Hezbollah, aided by Syria and Iran, has been at odds with Lebanon's Western-backed government over the 34-day war sparked in July by its seizure of two Israeli soldiers in a border raid.

Tueni believes the Shi'ite Islamist movement, the only Lebanese faction to keep its weapons after the 1975-90 civil war, can be accommodated in the political system and will not attempt to turn Lebanon into an "Iranian satellite".

He says Lebanon "has to be reinvented every day" but does not minimise the perils faced by a country that has always reflected the currents and turmoil of the wider Middle East.

"The Syrians will continue caressing the dream of returning to Lebanon and their irredentism is there to stay, but so what?" he asked, noting that dreams of Arab unity are just as elusive.

Tueni, a former U.N. ambassador and minister whose sharp editorial pen landed him in jail several times, opposed Syria's influence, but does not want Lebanon to fall into a U.S. orbit.

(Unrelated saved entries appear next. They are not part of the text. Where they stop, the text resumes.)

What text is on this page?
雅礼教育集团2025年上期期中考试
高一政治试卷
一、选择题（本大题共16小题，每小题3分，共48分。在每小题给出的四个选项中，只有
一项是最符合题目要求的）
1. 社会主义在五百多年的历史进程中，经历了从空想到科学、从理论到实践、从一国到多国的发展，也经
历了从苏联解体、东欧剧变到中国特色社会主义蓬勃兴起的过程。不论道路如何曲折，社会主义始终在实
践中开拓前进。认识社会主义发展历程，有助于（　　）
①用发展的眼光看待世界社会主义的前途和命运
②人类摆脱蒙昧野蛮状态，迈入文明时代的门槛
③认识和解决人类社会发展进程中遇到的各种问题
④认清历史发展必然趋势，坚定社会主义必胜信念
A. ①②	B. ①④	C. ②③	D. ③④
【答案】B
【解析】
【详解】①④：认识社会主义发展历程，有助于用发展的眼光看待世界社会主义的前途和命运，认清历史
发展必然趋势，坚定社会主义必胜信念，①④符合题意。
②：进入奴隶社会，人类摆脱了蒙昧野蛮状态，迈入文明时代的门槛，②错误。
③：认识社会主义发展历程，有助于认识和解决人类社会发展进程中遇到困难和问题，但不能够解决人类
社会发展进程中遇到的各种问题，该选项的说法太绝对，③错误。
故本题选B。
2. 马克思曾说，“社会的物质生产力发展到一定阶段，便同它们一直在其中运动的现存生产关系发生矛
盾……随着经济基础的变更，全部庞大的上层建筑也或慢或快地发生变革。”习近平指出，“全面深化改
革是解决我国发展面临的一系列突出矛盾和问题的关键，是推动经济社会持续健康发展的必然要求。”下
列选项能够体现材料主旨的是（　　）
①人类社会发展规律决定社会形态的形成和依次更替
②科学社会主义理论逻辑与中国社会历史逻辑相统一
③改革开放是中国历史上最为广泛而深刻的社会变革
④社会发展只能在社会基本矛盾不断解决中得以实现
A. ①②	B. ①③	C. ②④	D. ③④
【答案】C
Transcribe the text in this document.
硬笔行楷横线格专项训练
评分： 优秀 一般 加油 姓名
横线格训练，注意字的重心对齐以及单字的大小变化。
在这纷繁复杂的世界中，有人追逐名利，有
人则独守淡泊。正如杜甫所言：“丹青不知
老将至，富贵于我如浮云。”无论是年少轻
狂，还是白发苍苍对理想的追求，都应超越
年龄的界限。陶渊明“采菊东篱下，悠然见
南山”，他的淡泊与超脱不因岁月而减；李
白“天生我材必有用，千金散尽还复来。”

"They (the Americans) should continue to be present, to have a political role, but not too much of one," he said.

He counselled Washington to return to a role of honest broker in the Middle East to regain its credibility, especially after Hezbollah "destroyed the myth of Israeli invincibility".

Tueni, a Greek Orthodox Christian, holds Israel primarily responsible for destabilising Lebanon, a pluralistic country that "disproves the Israeli theory of a religious state".

Erudite and fluent in Arabic, English and French, Tueni often slips into historical digressions or digs up reminiscences from his long career as journalist, diplomat and statesman.

But he maintains a dignified silence about his deluge of personal tragedy -- apart from the killing of the 48-year-old Gebran, he lost his seven-year-old daughter and later his poet wife to cancer, as well as his older son in a car crash.

"No answer, I wear a black necktie, so what?".

What accounts for his strength in adversity?

"I believe in God, I don't go to church every Sunday."